Gateway Students Discuss the Meaning of ‘Home’ with Bloomington Mayor Mboka Mwilambwe

Mayor Mboka MwilambweNovember 10, 2021

BLOOMINGTON, Ill. — A sense of community and belonging can be both comforting and challenging to find as a first-year student on a college campus. City of Bloomington Mayor Mboka Mwilambwe can relate based on personal experiences. Mwilambwe recently visited Action Research Center Director Deborah Halperin’s Gateway Course, “Welcome Home,” to discuss his unlikely journey to mayorship and how he found a sense of ‘home’ in Bloomington.

Mwilambwe was born in Kinshasa, the capital of the Democratic Republic of Congo. Ever since he was a child, Mwilambwe has been accustomed to moving around due to his father’s job with the United Nations through UNICEF (United Nations Children’s Fund). Mwilambwe lived in Ivory Coast, Senegal, Brazzaville (the capital of the Republic of Congo), and eventually, the United States.

Mwilambwe said, “From a very young age I got used to leaving. Every place I go, generally, the first year is the hardest.”

For some of the first-year students in Halperin’s class, this semester is the first time they have moved or been away from their hometown. Mwilambwe said he understands that challenge.

“This is home for me. I’ve been here for 30 years. My kids were born here.
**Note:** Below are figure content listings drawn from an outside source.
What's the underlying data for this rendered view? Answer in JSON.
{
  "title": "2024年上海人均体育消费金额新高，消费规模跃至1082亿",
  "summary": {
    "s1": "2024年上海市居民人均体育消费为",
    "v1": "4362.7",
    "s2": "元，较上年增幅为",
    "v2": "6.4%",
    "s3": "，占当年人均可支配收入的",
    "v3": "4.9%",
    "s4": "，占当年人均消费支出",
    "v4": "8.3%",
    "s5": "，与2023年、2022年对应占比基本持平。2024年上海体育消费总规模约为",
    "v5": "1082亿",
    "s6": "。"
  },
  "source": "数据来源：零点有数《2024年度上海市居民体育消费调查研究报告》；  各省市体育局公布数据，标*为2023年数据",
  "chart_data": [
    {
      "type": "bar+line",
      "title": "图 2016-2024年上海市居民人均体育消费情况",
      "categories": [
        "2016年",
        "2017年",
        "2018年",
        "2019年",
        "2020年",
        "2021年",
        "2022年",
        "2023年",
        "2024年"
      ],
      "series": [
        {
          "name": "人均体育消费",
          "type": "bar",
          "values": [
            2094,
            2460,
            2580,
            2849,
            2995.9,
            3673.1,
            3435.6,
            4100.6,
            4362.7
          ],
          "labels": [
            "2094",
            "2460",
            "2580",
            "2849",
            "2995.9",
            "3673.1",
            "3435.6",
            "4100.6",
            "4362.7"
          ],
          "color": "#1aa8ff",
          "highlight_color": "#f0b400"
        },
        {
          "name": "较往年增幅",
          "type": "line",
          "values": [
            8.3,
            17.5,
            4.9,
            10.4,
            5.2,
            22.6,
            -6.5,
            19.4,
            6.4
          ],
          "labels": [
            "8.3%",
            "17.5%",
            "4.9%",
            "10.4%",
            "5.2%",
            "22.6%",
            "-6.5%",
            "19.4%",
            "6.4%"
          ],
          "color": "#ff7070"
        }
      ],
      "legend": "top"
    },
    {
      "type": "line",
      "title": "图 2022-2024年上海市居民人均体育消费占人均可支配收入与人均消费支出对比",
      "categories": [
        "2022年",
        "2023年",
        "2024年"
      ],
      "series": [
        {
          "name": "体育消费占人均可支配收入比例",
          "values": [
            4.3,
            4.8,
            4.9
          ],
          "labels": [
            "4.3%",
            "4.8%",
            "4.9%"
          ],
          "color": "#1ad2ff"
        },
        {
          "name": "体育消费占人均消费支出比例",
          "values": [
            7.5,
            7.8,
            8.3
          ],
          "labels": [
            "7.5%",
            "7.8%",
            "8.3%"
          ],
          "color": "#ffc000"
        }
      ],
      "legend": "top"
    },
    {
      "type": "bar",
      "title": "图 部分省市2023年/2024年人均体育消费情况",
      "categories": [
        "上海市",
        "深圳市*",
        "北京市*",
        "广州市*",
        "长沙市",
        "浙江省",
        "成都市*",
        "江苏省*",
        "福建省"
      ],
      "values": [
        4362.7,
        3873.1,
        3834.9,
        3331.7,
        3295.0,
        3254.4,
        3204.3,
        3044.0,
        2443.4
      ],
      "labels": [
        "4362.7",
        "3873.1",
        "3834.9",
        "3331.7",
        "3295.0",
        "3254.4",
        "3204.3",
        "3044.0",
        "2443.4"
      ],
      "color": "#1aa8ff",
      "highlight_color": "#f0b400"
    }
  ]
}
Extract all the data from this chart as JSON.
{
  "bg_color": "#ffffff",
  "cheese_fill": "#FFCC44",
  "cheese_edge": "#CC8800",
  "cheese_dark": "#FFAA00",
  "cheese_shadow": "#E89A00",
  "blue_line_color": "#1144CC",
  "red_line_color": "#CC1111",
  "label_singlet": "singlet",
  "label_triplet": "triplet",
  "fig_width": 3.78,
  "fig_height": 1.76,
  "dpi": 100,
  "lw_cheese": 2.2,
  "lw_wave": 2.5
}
I have been part of this community for forever and I have so many connections — a lot more connections than I do in any other countries I have lived in,” Mwilambwe said.

Living in several countries throughout his life, Mwilambwe called himself a “UN kid” because he would learn about a wide variety of cultures with each move. Through this experience, Mwilambwe became appreciative of understanding and connecting with local residents to gain a sense of belonging and community. He stated, “The best advice that I would give you is to try to connect with people who are here locally.”

First-year nursing major Tessa Preheim ’25 said, “The biggest takeaway from Mayor Mwilambwe's talk was the fact that he prioritized not only connecting with the Bloomington community, but also incoming students who are now residing in Bloomington-Normal.” 

Mwilambwe encouraged students to seek leadership opportunities throughout the community.

Political science major Carrigan Minch ’25 was one of the students who appreciated hearing about these opportunities.

“Home is what you make it,” Minch said. “I am going to do everything in my power to get involved in this community so I can make it my home for the next four years.”